Vous êtes devenue une vraie Bretonne.

Lorraine Fouchet

Oh, j'adorerais ! Mais on ne peut pas tricher, on ne peut pas tricher. Je ne suis pas née à Groix et je n'ai pas quatre plaques au cimetière. Je suis née à Neuilly-sur-Seine. Ce n'est pas très breton.

Philippe Chauveau

Mais vous faites vos racines là-bas.

Lorraine Fouchet

Écoutez, mon cœur bat pour Groix et quand à Lorient, je mets le pied sur le bateau. Ah, je me sens non pas chez moi, mais au juste endroit de ma vie.

Philippe Chauveau

Depuis plusieurs titres, notamment Entre Ciel et loup en 2016, depuis, à chacun de vos nouveaux titres, il y a une partie du roman qui se passe sur l'île de Groix. Pourquoi ce choix ? Est-ce qu'à un moment, vous avez pu vous avoir peur que certains de vos lecteurs se détournent en disant « moi la Bretagne, ça ne m'intéresse pas ? » Ou est-ce que finalement, c'était pour marquer votre coup de cœur ?

Lorraine Fouchet

Alors ils auraient tort de penser que la Bretagne ne les intéresse pas. Mais on a chacun son île et sa Bretagne à soi.

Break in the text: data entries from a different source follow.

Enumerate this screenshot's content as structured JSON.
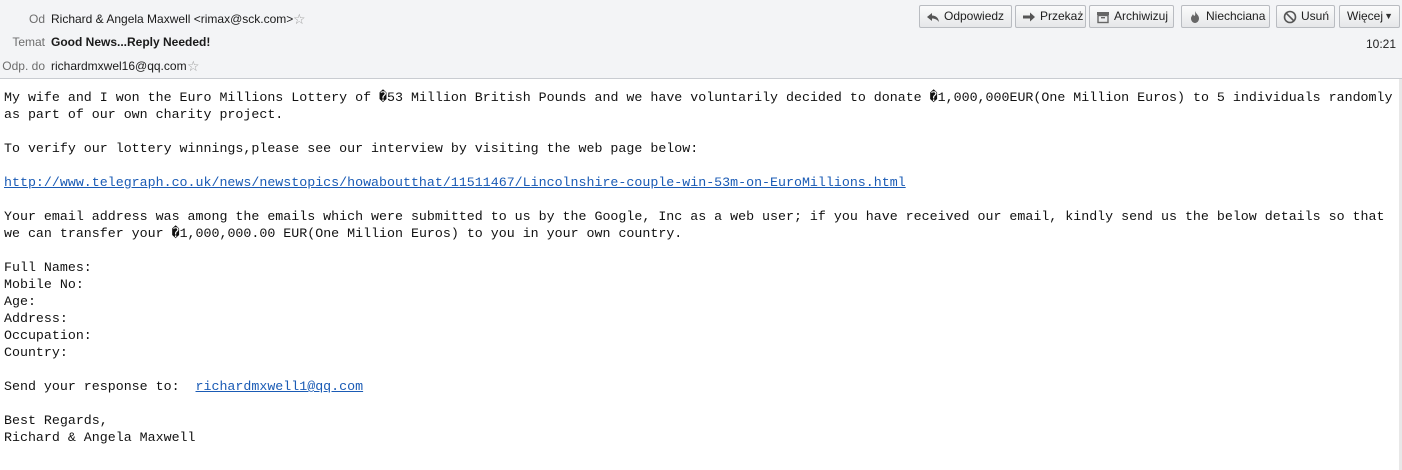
{
  "header": {
    "from_label": "Od",
    "from_value": "Richard & Angela Maxwell <rimax@sck.com>",
    "subject_label": "Temat",
    "subject_value": "Good News...Reply Needed!",
    "replyto_label": "Odp. do",
    "replyto_value": "richardmxwel16@qq.com",
    "time": "10:21"
  },
  "toolbar": {
    "reply": "Odpowiedz",
    "forward": "Przekaż",
    "archive": "Archiwizuj",
    "junk": "Niechciana",
    "delete": "Usuń",
    "more": "Więcej"
  },
  "message": {
    "p1": "My wife and I won the Euro Millions Lottery of �53 Million British Pounds and we have voluntarily decided to donate �1,000,000EUR(One Million Euros) to 5 individuals randomly as part of our own charity project.",
    "p2": "To verify our lottery winnings,please see our interview by visiting the web page below:",
    "url": "http://www.telegraph.co.uk/news/newstopics/howaboutthat/11511467/Lincolnshire-couple-win-53m-on-EuroMillions.html",
    "p3": "Your email address was among the emails which were submitted to us by the Google, Inc as a web user; if you have received our email, kindly send us the below details so that we can transfer your �1,000,000.00 EUR(One Million Euros) to you in your own country.",
    "fields": [
      "Full Names:",
      "Mobile No:",
      "Age:",
      "Address:",
      "Occupation:",
      "Country:"
    ],
    "response_prefix": "Send your response to:  ",
    "response_email": "richardmxwell1@qq.com",
    "closing": "Best Regards,",
    "signature": "Richard & Angela Maxwell"
  }
}
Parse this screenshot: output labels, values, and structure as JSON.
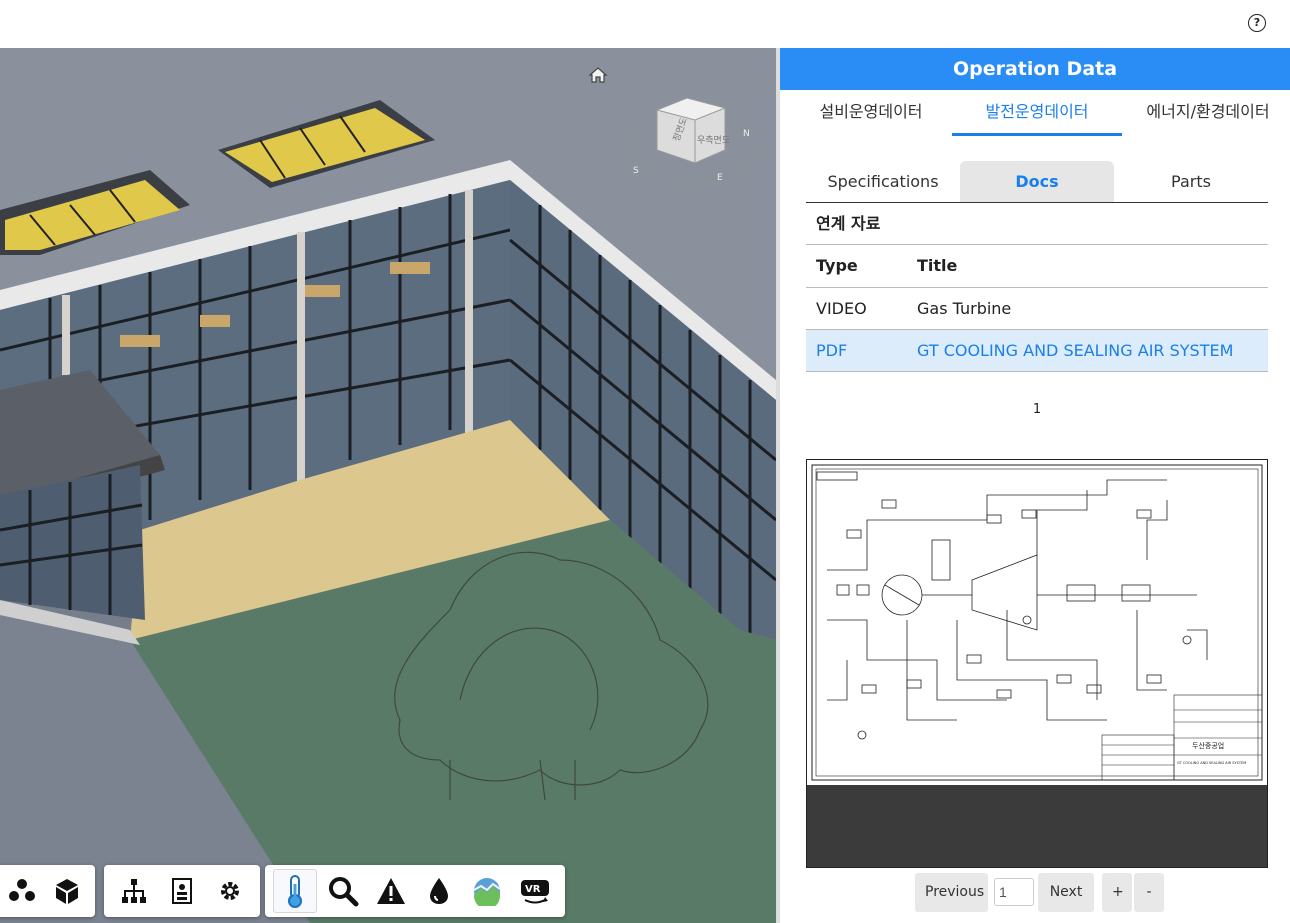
{
  "help_label": "?",
  "panel": {
    "title": "Operation Data",
    "main_tabs": [
      "설비운영데이터",
      "발전운영데이터",
      "에너지/환경데이터"
    ],
    "sub_tabs": [
      "Specifications",
      "Docs",
      "Parts"
    ],
    "section_title": "연계 자료",
    "table": {
      "headers": [
        "Type",
        "Title"
      ],
      "rows": [
        {
          "type": "VIDEO",
          "title": "Gas Turbine"
        },
        {
          "type": "PDF",
          "title": "GT COOLING AND SEALING AIR SYSTEM"
        }
      ]
    },
    "current_page": "1",
    "pager": {
      "previous": "Previous",
      "page_value": "1",
      "next": "Next",
      "zoom_in": "+",
      "zoom_out": "-"
    }
  },
  "viewcube": {
    "faces": [
      "정면도",
      "우측면도"
    ],
    "compass": [
      "S",
      "E",
      "N"
    ]
  },
  "pdf_titleblock": {
    "company": "두산중공업",
    "drawing_title": "GT COOLING AND SEALING AIR SYSTEM"
  },
  "toolbar": {
    "groups": [
      [
        "explode-icon",
        "model-cube-icon"
      ],
      [
        "model-tree-icon",
        "properties-icon",
        "settings-icon"
      ],
      [
        "temperature-icon",
        "search-icon",
        "warning-icon",
        "water-drop-icon",
        "environment-icon",
        "vr-icon"
      ]
    ],
    "active": "temperature-icon"
  },
  "colors": {
    "accent": "#2a8cf5",
    "selected_row": "#dcecfb",
    "active_text": "#1a7fea"
  }
}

Mais je crois que pour écrire, il faut aimer le lieu sur lequel on écrit. Je ne suis pas maso. Donc quand je mets un an à écrire un livre, autant l'écrire sur un lieu important. Et puis l'année prochaine, je vais écrire sur la Laponie, donc je vais changer un peu. Ce n'est pas tout le temps, ça.

Philippe Chauveau

Alors Lorraine Fouchet il y a Groix, ça c'est le décor. C'est le cadre de votre roman. Et puis il y a la famille, avec ses secrets, avec ses coups de cœur et ses coups de gueule aussi, parfois.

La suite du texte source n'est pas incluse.